Lest I sound overly negative, I do like that the film takes chances--I like that they continue to develop the relationship with Madeleine. I like that they give him a family and greater stakes. I don't know that it all works--a lot of the movie seems to hinge on how convinced you are by the relationship the couple begins to forge in the second half of Spectre. Certainly, if Vesper was still around, a similar ending with her would've had much more weight. I also appreciate that the film makes Spectre even more consequential for the franchise as a whole as a result.
(I promise to stop picking on the film some day but I do think there's something to be said about how the soft reboot of Skyfall probably hurt some of the catharsis and pathos this new film might have been going for as a coda to the era as a whole).
At the same time, the attempts to make the whole franchise interconnected feels even more convoluted this time around--one of the things I wrote about in that Casino Royale essay over a decade ago was how I loved the new attention to world-building in the Bond universe (and this was pre-MCU). Mr. White, not LeChiffre, turned out to be the real villain, and, damn, what an ending that was.

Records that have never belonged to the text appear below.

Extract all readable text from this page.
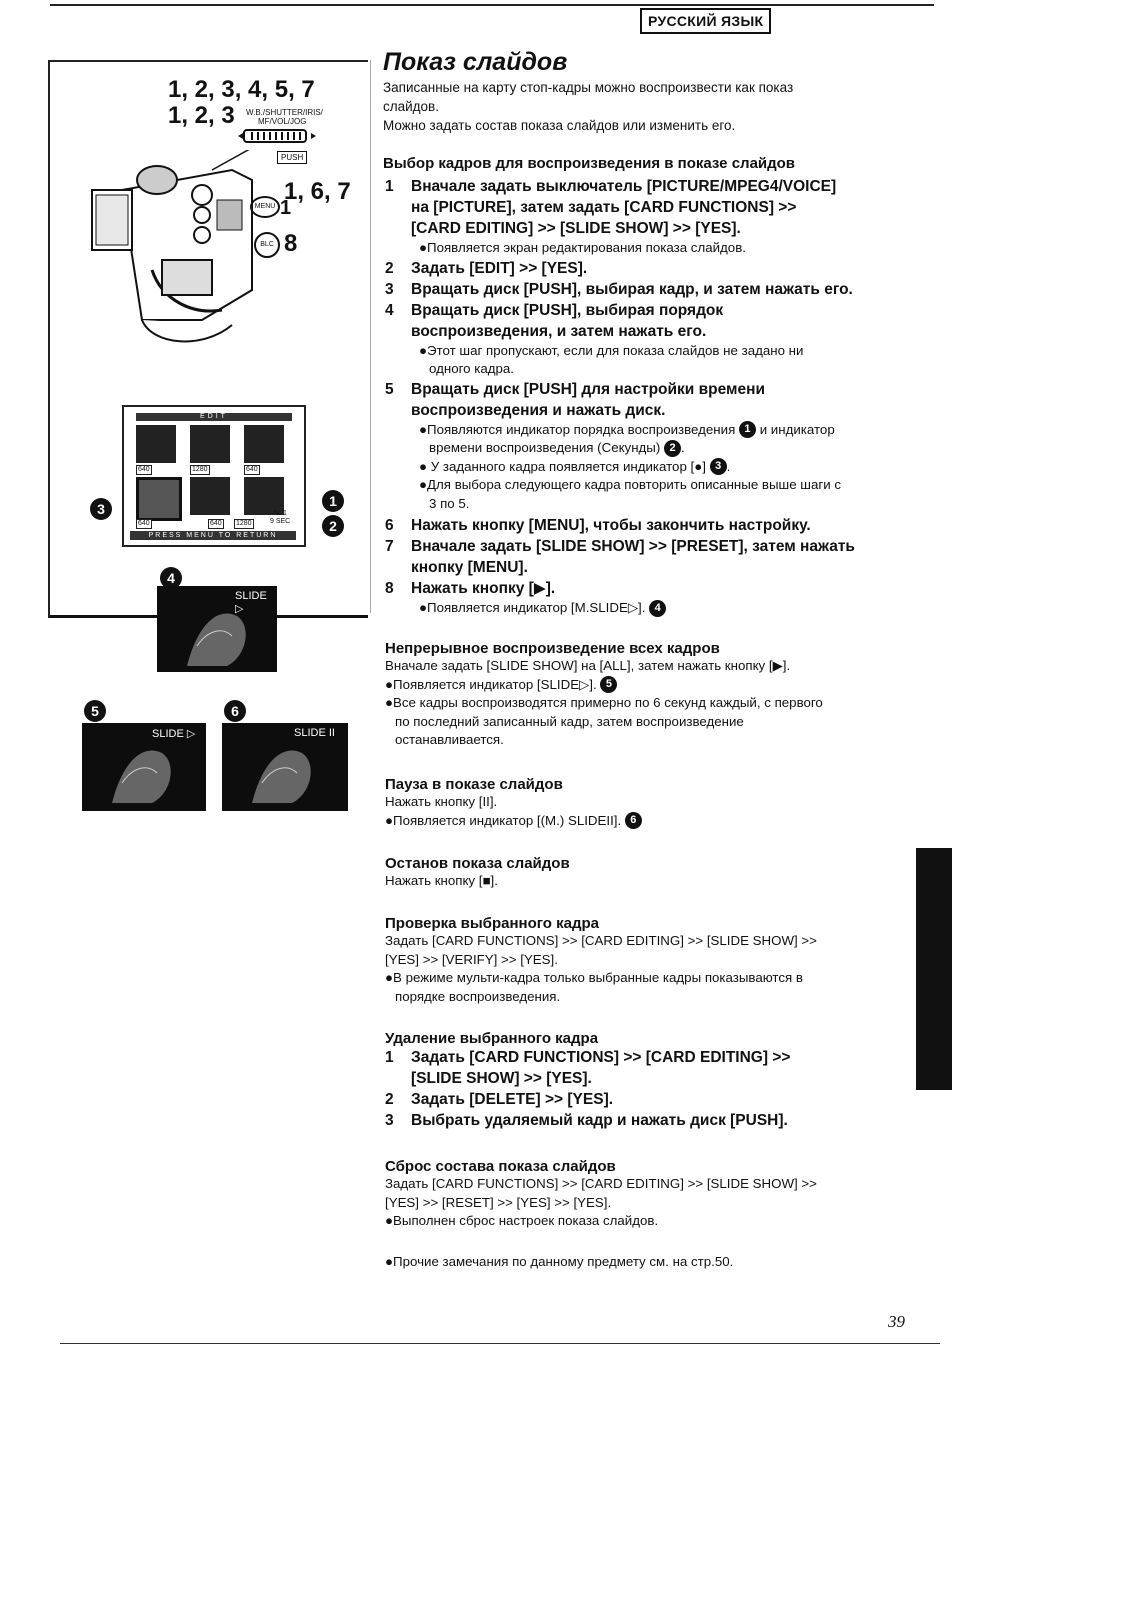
РУССКИЙ ЯЗЫК
1, 2, 3, 4, 5, 7
1, 2, 3 W.B./SHUTTER/IRIS/
MF/VOL/JOG
PUSH
1, 6, 7
MENU 1
BLC 8
EDIT
640	1280	640
640	640 1280
N: 1
9 SEC
PRESS MENU TO RETURN
3	1
2
4
SLIDE ▷
5	6
SLIDE ▷	SLIDE II
Показ слайдов
Записанные на карту стоп-кадры можно воспроизвести как показ
слайдов.
Можно задать состав показа слайдов или изменить его.
Выбор кадров для воспроизведения в показе слайдов
1 Вначале задать выключатель [PICTURE/MPEG4/VOICE]
на [PICTURE], затем задать [CARD FUNCTIONS] >>
[CARD EDITING] >> [SLIDE SHOW] >> [YES].
●Появляется экран редактирования показа слайдов.
2 Задать [EDIT] >> [YES].
3 Вращать диск [PUSH], выбирая кадр, и затем нажать его.
4 Вращать диск [PUSH], выбирая порядок
воспроизведения, и затем нажать его.
●Этот шаг пропускают, если для показа слайдов не задано ни
одного кадра.
5 Вращать диск [PUSH] для настройки времени
воспроизведения и нажать диск.
●Появляются индикатор порядка воспроизведения 1 и индикатор
времени воспроизведения (Секунды) 2 .
● У заданного кадра появляется индикатор [●] 3 .
●Для выбора следующего кадра повторить описанные выше шаги с
3 по 5.
6 Нажать кнопку [MENU], чтобы закончить настройку.
7 Вначале задать [SLIDE SHOW] >> [PRESET], затем нажать
кнопку [MENU].
8 Нажать кнопку [▶].
●Появляется индикатор [M.SLIDE▷]. 4
Непрерывное воспроизведение всех кадров
Вначале задать [SLIDE SHOW] на [ALL], затем нажать кнопку [▶].
●Появляется индикатор [SLIDE▷]. 5
●Все кадры воспроизводятся примерно по 6 секунд каждый, с первого
по последний записанный кадр, затем воспроизведение
останавливается.
Пауза в показе слайдов
Нажать кнопку [II].
●Появляется индикатор [(M.) SLIDEII]. 6
Останов показа слайдов
Нажать кнопку [■].
Проверка выбранного кадра
Задать [CARD FUNCTIONS] >> [CARD EDITING] >> [SLIDE SHOW] >>
[YES] >> [VERIFY] >> [YES].
●В режиме мульти-кадра только выбранные кадры показываются в
порядке воспроизведения.
Удаление выбранного кадра
1 Задать [CARD FUNCTIONS] >> [CARD EDITING] >>
[SLIDE SHOW] >> [YES].
2 Задать [DELETE] >> [YES].
3 Выбрать удаляемый кадр и нажать диск [PUSH].
Сброс состава показа слайдов
Задать [CARD FUNCTIONS] >> [CARD EDITING] >> [SLIDE SHOW] >>
[YES] >> [RESET] >> [YES] >> [YES].
●Выполнен сброс настроек показа слайдов.
●Прочие замечания по данному предмету см. на стр.50.
39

But I think in the end they overdid it. Mr. White killed Safrin's family, Safrin wants to kill his family now, Bond wants to kill Safrin because he threatened Madeleine, who is still the daughter of Mr. White, the guy who sent Vesper to betray Bond, who is still the step-brother of Blofeld, who is a rival of Safrin . . . meanwhile the Brits and the US are kind of in a tense rivalry (which I'm guessing there was a Trump commentary intended there originally), but not really ultimately, I guess . . . honestly, I think part of what lost me in the movie early on was l lost track of who all was invested in what, plot-wise.

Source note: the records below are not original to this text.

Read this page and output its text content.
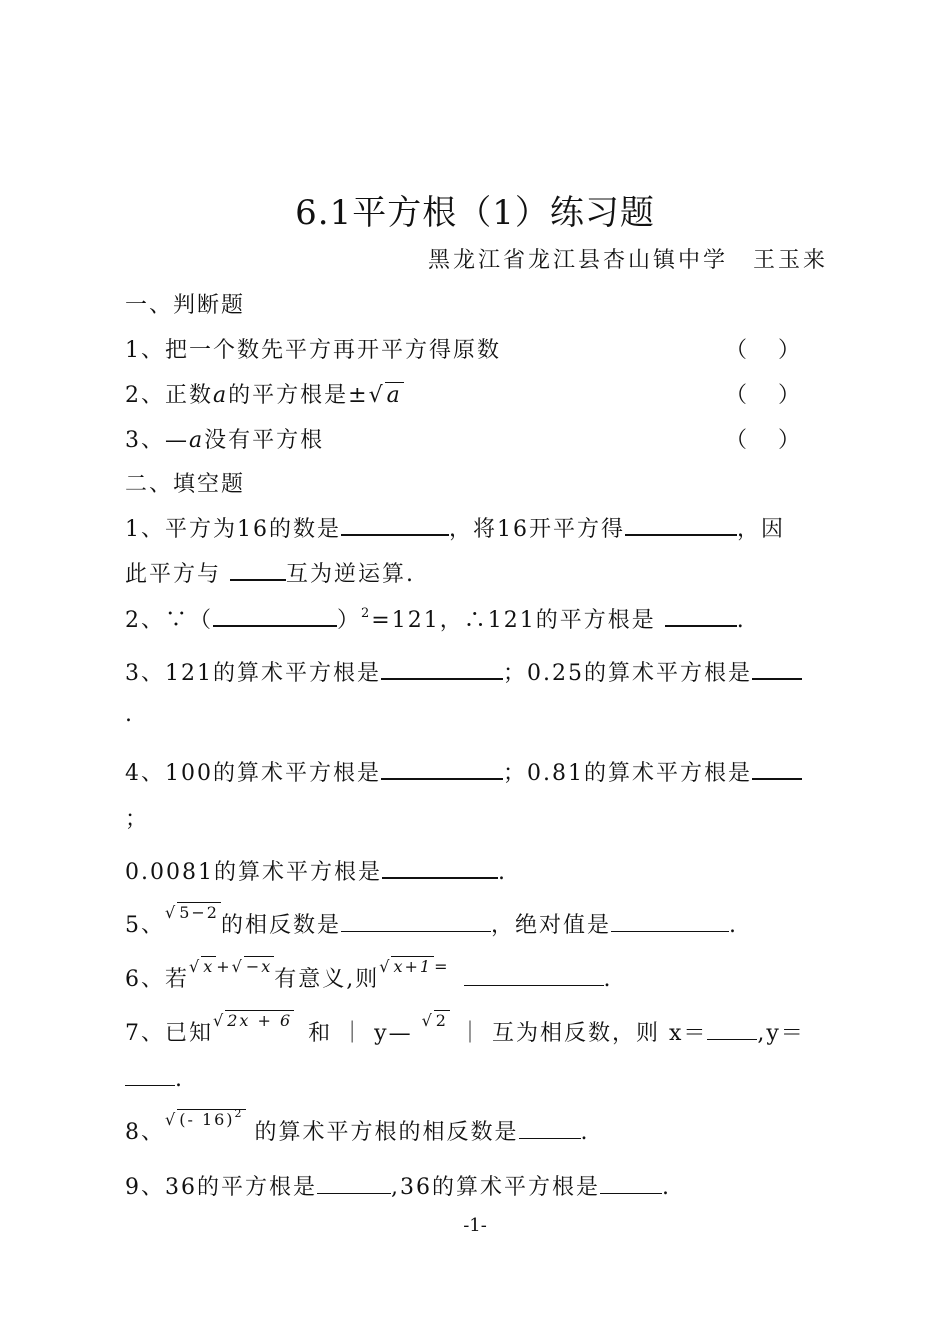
6.1平方根（1）练习题
黑龙江省龙江县杏山镇中学　王玉来
一、判断题
1、把一个数先平方再开平方得原数	（ ）
2、正数a的平方根是±√a	（ ）
3、—a没有平方根	（ ）
二、填空题
1、平方为16的数是	，将16开平方得	，因
此平方与	互为逆运算.
2、∵（	）$^2$=121，∴121的平方根是	.
3、121的算术平方根是	；0.25的算术平方根是
.
4、100的算术平方根是	；0.81的算术平方根是
；
0.0081的算术平方根是	.
5、√ 5−2的相反数是	，绝对值是	.
6、若√ x +√ −x有意义,则√ x+1 =.
7、已知√ 2x + 6和 ｜ y— √ 2 ｜ 互为相反数，则 x＝ ,y＝
.
8、√ (- 16)$^2$ 的算术平方根的相反数是	.
9、36的平方根是	,36的算术平方根是	.
-1-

I'd hear some buzz in the last week about how it wasn't a bad film so much as it wasn't a "Bond film," and I think I might better appreciate what was meant by that. No Time to Die reminds me more of a independent film (not counting the massive budget of course) in the sense that it feels like a movie where they wanted to cast Craig as a retired secret agency to knowingly riff off of his Bond persona, not to actually play Bond but to do an interestingly revisionist, implicit take on the Bond formula. And I say this not only because of the plot developments (what if Bond was retired? what if Bond had a family?) but because of the really serious and somber tone that almost the entire film takes (you realize in the first 15 minutes of the movie that this isn't going to be a film really invested in the action)--much more of a straightforward and heavy drama ultimately than a classic adventure with dramatic elements. One of the reasons why I lament watching all the trailers is because there's not much else action-wise in the movie if you have seen them already--save one impressive long take sequence in the finale, which felt more like a self-aware gimmick by the time we finally get there.

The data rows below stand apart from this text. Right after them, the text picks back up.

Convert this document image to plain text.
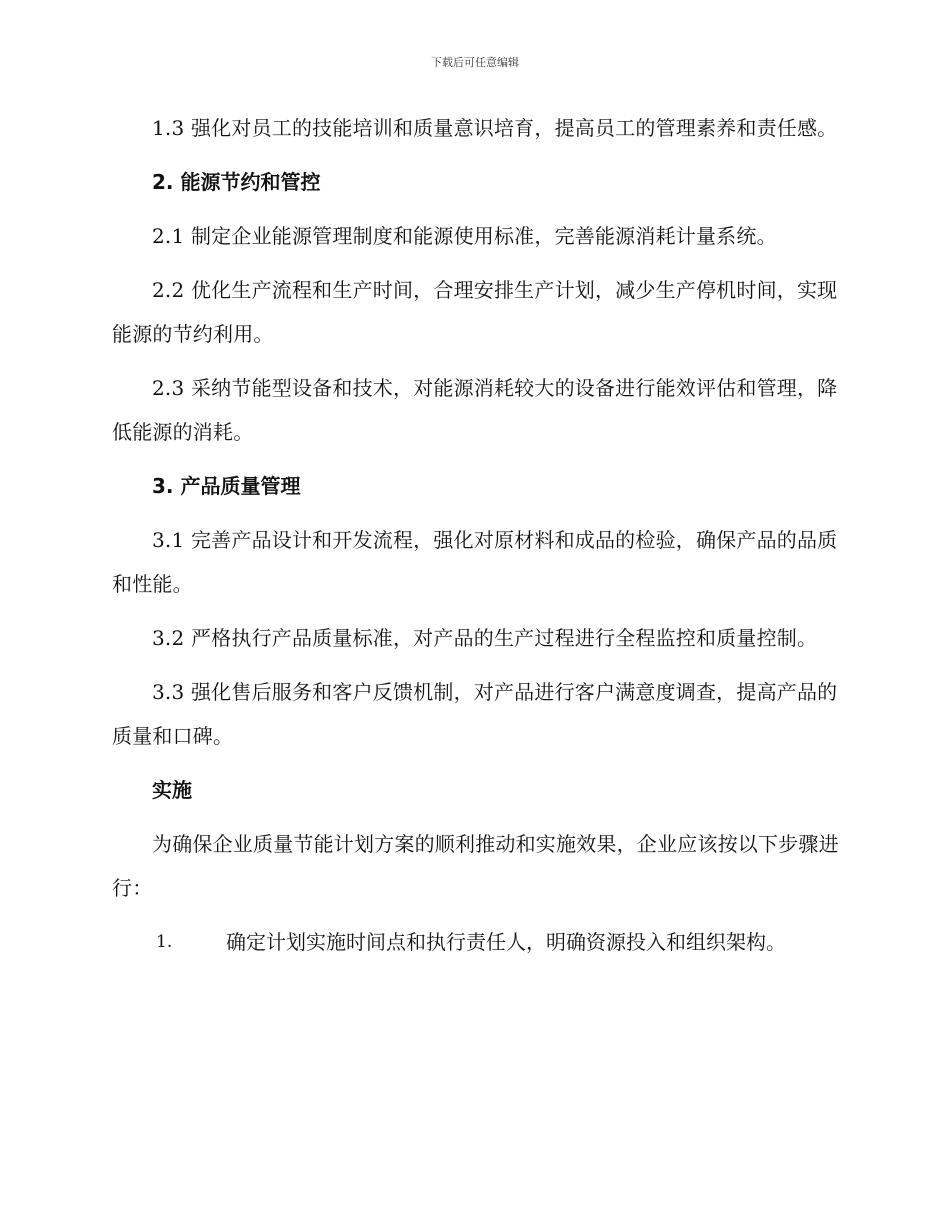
下载后可任意编辑

1.3 强化对员工的技能培训和质量意识培育，提高员工的管理素养和责任感。

2. 能源节约和管控

2.1 制定企业能源管理制度和能源使用标准，完善能源消耗计量系统。

2.2 优化生产流程和生产时间，合理安排生产计划，减少生产停机时间，实现能源的节约利用。

2.3 采纳节能型设备和技术，对能源消耗较大的设备进行能效评估和管理，降低能源的消耗。

3. 产品质量管理

3.1 完善产品设计和开发流程，强化对原材料和成品的检验，确保产品的品质和性能。

3.2 严格执行产品质量标准，对产品的生产过程进行全程监控和质量控制。

3.3 强化售后服务和客户反馈机制，对产品进行客户满意度调查，提高产品的质量和口碑。

实施

为确保企业质量节能计划方案的顺利推动和实施效果，企业应该按以下步骤进行：

1.	确定计划实施时间点和执行责任人，明确资源投入和组织架构。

So yeah it was kind of a depressing movie--not just all the iconic deaths and the "end of the Craig era" angle, but also the general tone of the movie, as well as oh by the way the whole virus wiping out the world plot, which is unfortunate these days (probably another reason the filmmakers preemptively jumped the gun in early 2020 on postponing the release). Also, Safrin is a pretty dour villain as well--not just a bleak fellow with a lack of much personality but also a lack of much in the way of compelling motivation as a villain. By the time I got to the end, I felt like what it seemed like Craig felt--just ready to move on.